$$\require{cancel}$$

# 2.3: Implicit Differentiation

• • Jeremy Tatum
• Emeritus Professor (Physics & Astronomy) at University of Victoria

Equation 2.2.5 can be used to solve the problem of differentiation of an implicit function. Consider, for example, the unlikely equation

$\ln ( xy) = x^2 y^3 \label{2.3.1}$

Calculate the derivative dy/dx. It would be easy if only one could write this in the form y = something; but it is difficult (impossible as far as I know) to write y explicitly as a function of $$x$$. Equation \ref{2.3.1} implicitly relates $$y$$ to $$x$$. How are we going to calculate $$dy/dx$$?
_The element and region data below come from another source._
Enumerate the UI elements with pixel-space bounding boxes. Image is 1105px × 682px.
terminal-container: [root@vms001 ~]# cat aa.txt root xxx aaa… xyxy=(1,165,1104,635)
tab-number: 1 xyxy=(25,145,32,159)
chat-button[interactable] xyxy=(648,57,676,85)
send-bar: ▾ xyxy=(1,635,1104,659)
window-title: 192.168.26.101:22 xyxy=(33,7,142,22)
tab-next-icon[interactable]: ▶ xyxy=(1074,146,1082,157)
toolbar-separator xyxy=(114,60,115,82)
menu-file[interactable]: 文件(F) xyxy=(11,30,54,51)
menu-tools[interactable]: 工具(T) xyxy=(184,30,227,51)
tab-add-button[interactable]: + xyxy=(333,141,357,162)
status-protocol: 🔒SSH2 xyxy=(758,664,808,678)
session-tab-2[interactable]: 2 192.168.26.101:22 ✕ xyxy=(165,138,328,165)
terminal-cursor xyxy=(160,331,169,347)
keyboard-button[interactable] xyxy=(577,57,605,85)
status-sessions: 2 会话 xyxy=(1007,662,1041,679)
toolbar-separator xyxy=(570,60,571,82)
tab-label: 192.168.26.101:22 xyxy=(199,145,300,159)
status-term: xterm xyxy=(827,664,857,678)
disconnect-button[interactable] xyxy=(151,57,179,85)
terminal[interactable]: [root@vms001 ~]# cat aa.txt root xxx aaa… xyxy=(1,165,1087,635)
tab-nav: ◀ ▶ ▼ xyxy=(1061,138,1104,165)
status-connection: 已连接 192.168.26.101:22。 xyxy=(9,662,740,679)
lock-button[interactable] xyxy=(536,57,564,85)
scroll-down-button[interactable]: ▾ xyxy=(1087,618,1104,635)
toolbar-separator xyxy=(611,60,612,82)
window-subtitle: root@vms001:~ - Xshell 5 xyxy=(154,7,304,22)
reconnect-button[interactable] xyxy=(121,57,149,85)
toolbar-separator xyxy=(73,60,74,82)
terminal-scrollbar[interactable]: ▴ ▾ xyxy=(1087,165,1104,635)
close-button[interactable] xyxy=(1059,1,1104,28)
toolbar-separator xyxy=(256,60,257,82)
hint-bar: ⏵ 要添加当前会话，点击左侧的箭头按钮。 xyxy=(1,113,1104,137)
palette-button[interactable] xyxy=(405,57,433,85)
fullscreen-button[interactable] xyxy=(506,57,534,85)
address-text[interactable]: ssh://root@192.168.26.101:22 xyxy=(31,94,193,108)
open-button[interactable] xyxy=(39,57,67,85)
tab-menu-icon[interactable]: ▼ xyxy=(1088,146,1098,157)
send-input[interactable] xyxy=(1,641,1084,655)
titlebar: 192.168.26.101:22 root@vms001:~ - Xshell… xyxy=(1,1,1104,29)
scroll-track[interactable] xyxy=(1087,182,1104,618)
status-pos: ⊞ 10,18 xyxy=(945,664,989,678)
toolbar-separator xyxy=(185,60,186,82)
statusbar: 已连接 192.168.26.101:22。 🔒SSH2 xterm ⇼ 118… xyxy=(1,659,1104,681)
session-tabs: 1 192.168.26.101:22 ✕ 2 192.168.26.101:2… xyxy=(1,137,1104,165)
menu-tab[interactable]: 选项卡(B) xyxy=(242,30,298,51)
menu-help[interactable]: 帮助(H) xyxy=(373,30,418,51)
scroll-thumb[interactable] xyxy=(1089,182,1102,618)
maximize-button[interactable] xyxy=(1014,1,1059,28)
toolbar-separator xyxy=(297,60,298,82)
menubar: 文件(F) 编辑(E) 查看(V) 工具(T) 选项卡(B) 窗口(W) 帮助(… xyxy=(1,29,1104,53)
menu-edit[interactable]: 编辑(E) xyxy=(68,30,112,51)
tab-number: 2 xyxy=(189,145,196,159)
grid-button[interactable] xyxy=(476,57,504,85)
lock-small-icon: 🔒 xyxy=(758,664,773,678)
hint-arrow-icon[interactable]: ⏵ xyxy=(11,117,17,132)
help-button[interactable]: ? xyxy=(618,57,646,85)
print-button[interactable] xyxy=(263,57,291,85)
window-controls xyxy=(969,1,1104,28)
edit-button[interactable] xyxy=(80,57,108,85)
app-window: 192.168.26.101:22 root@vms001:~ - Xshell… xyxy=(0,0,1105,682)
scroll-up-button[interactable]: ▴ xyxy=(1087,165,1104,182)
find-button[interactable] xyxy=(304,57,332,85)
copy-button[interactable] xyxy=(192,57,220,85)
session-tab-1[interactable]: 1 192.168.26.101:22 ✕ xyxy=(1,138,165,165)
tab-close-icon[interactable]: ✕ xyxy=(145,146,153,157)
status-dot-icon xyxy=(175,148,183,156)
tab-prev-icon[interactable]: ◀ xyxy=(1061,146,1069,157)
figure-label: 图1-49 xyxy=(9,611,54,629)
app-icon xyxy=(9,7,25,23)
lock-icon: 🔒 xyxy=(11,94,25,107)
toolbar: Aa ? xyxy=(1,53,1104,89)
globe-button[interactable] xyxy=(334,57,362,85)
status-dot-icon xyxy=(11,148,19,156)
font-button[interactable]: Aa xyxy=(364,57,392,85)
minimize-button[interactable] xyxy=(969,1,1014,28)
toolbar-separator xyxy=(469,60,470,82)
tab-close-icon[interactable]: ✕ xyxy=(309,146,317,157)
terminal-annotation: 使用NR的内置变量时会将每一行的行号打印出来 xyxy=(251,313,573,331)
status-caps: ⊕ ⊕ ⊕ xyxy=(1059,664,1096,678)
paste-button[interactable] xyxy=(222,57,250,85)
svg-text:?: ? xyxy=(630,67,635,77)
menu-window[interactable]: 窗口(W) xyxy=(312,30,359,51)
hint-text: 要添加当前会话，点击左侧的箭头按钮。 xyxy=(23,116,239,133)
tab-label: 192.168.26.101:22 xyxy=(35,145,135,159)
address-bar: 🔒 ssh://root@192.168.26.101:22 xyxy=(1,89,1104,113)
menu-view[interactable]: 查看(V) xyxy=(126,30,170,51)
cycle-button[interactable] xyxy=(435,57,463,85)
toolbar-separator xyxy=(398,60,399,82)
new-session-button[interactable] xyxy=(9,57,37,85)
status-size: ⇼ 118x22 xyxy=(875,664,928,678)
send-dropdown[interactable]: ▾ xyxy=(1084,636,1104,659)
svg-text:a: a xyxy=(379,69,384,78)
The curve $$f(x, y) = 0$$ might be considered as being the intersection of the surface $$z = f (x , y)$$ with the plane $$z = 0$$. Seen thus, the derivative $$dy/dx$$ can be thought of as the limit as $$δx$$ and $$δy$$ approach zero of the ratio $$δy/δx$$ within the plane $$z = 0$$; that is, keeping z constant and hence $$δz$$ equal to zero. Thus equation 2.2.5 gives us that

$\frac{dy}{dx} = - \left( \frac{\partial f}{\partial x} \right) / \left( \frac{\partial f}{\partial y} \right).$

For example, show that, for Rquation \ref{2.3.1},

$\frac{dy}{dx} = \frac{y(2x^2y^3-1)}{x(1-3x^2y^3)}.$